BQ.1.1 was of concern due to assessments that it was “one of the most immune-avoidable SARS-CoV-2 variants seen to date,” Topol wrote in a blog post that included “resistance to all available monoclonal antibodies,” referring to the Medicine related that can help treat patients infected with the coronavirus or prevent infection.
“This is the first time in the pandemic that a variant with clear, pronounced immune evasion has not sparked a major new wave,” Topol wrote. In contrast, several of the Omicron subvariants that became household names, such as the original version and then BA.2 and BA.5, “made big waves around the world.”
It could be that the cumulative immunity is now working against the newest strains.
“Under pressure from previous infections, vaccinations, booster shots and combinations thereof, the virus is having a harder time finding new hosts,” Topol said. “To date, BQ.1.1 has failed to trigger a new wave in two countries, a very positive sign.”
The optimism doesn’t mean that “we’re over the hill,” Topol said. And that’s not to say that the rise of BQ.1.1 is without consequences.
The variant has already effectively rendered monoclonal antibodies useless as medicines to treat or prevent COVID-19. UC San Francisco said it was abort Administration of bebtelovimab and evusheld due to “a rapid increase in circulating omicron subvariants predicted to be resistant” to the drugs. Paxlovid, an oral antiviral drug, continues to be an effective treatment against COVID-19.
The rate at which the coronavirus is mutating has increased by 30% over the past year, Topol added, giving Omicron still room to “pose a significant threat.” And there’s still a chance that problematic variants might pop up in the future.
Much of the optimism this fall and winter stems from the availability of updated COVID-19 booster shots.

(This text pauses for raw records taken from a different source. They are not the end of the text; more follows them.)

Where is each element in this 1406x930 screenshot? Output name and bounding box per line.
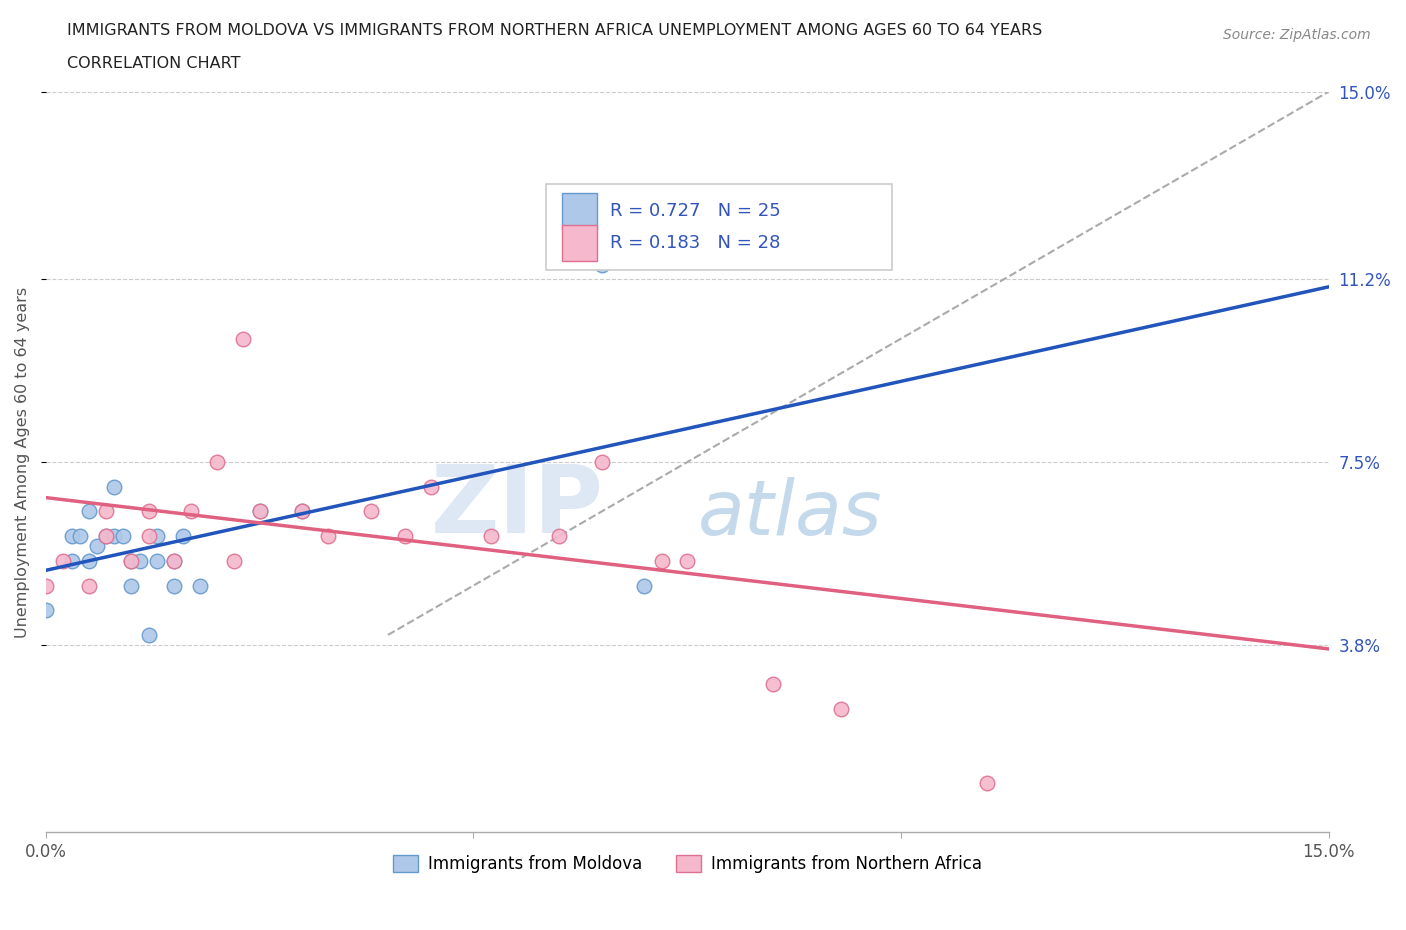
Point (205, 455, 228, 470)
Text: CORRELATION CHART: CORRELATION CHART (67, 56, 240, 71)
Point (35, 603, 58, 618)
Point (52, 553, 75, 568)
Point (591, 455, 613, 470)
Point (103, 529, 125, 544)
Point (316, 529, 339, 544)
Point (419, 479, 441, 494)
Point (479, 529, 502, 544)
Point (291, 504, 314, 519)
Point (121, 553, 143, 568)
Point (138, 529, 160, 544)
Point (69, 529, 91, 544)
Point (163, 578, 186, 593)
Point (94, 504, 117, 519)
Point (360, 504, 382, 519)
Point (651, 553, 673, 568)
Point (138, 628, 160, 643)
Point (548, 529, 571, 544)
Point (249, 504, 271, 519)
Point (138, 504, 160, 519)
Point (129, 553, 152, 568)
Point (60, 553, 83, 568)
Point (86, 538, 108, 553)
Point (633, 578, 655, 593)
Point (121, 553, 143, 568)
Bar (561, 225, 598, 260)
Text: Source: ZipAtlas.com: Source: ZipAtlas.com (1223, 28, 1371, 42)
Point (103, 479, 125, 494)
Text: R = 0.727   N = 25: R = 0.727 N = 25 (610, 202, 782, 220)
Point (222, 553, 245, 568)
Text: atlas: atlas (697, 477, 882, 551)
Point (188, 578, 211, 593)
Point (77, 578, 100, 593)
Point (232, 331, 254, 346)
Point (976, 776, 998, 790)
Point (146, 529, 169, 544)
Point (830, 701, 852, 716)
Point (111, 529, 134, 544)
Point (616, 232, 638, 247)
Point (94, 529, 117, 544)
Text: IMMIGRANTS FROM MOLDOVA VS IMMIGRANTS FROM NORTHERN AFRICA UNEMPLOYMENT AMONG AG: IMMIGRANTS FROM MOLDOVA VS IMMIGRANTS FR… (67, 23, 1043, 38)
Text: R = 0.183   N = 28: R = 0.183 N = 28 (610, 233, 780, 252)
Text: ZIP: ZIP (432, 460, 605, 552)
Point (172, 529, 194, 544)
Point (676, 553, 699, 568)
Legend: Immigrants from Moldova, Immigrants from Northern Africa: Immigrants from Moldova, Immigrants from… (387, 848, 988, 880)
Point (180, 504, 202, 519)
Point (249, 504, 271, 519)
Y-axis label: Unemployment Among Ages 60 to 64 years: Unemployment Among Ages 60 to 64 years (15, 286, 30, 638)
FancyBboxPatch shape (546, 184, 893, 270)
Point (94, 529, 117, 544)
Point (35, 578, 58, 593)
Point (77, 504, 100, 519)
Point (291, 504, 314, 519)
Point (60, 529, 83, 544)
Point (762, 677, 785, 692)
Point (163, 553, 186, 568)
Point (146, 553, 169, 568)
Point (591, 257, 613, 272)
Point (394, 529, 416, 544)
Point (121, 578, 143, 593)
Point (163, 553, 186, 568)
Point (77, 553, 100, 568)
Bar (561, 193, 598, 229)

Data released this week shows the updated COVID-19 vaccines provide “significant additional protection” against symptomatic infections in people previously vaccinated or boosted with the older formulation.

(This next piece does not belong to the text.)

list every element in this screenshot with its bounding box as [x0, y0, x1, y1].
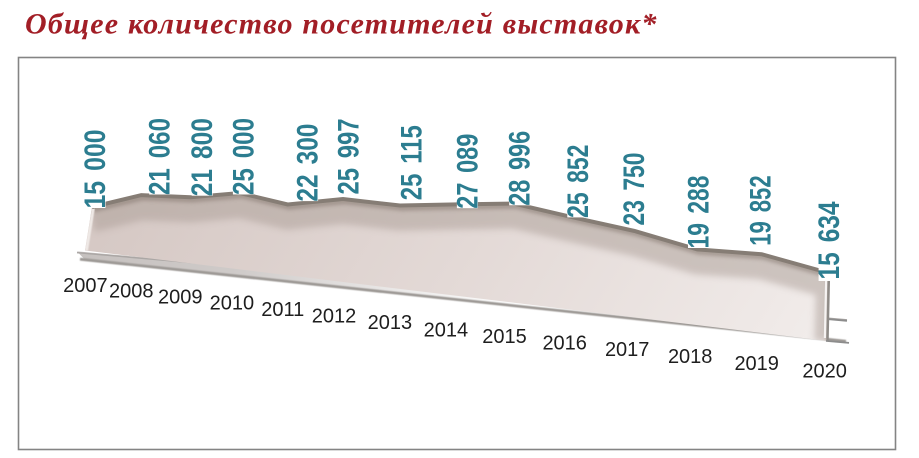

“Everyone was asking, ‘Where is the clinical efficacy data?’ Now it’s out with the CDC [report] this morning,” Fauci said. “We know it’s effective.”
However, uptake of these doses was slow to begin with.
Nationwide, approximately 16% of eligible residents have received the updated refresher.
“We found very low uptake of the bivalent booster,” Ghaly said recently. “I know every day I wonder with Californians if they should get it, if now is the right time. And it’s a resounding yes.”
The coronavirus isn’t the only game in town heading into this winter, either. The flu is rising at levels not seen in years, and RSV continues to plague children’s hospitals across California. Regarding the flu, however, this season’s vaccine also appears to be well matched to the strains currently circulating.
Nationally, hospitalization rates related to RSV — or the respiratory syncytial virus — are exceptionally high, said Dr. Theodore Ruel, Chief of the Division of Pediatric Infectious Diseases and Global Health at UC San Francisco.
RSV continues to expand the available emergency department capacity at Children’s Hospital Los Angeles, which means the facility is not always able to accommodate patient transfers from other locations. Orange County Children’s Primary Hospital sees a high number of emergency room visits every day, according to the county health department.
Riverside County reported the death of a child under the age of 4, possibly from RSV, in the eastern portion of the county, officials said Monday. The child died in hospital after a short illness.
Officials say babies at high risk of severe RSV — like premature babies and young children with heart and lung disease — can take a drug called palivizumab to protect them. “If you’re concerned about your child’s risk of serious RSV infection, talk to your child’s health care provider,” the Riverside County Public Health Department said.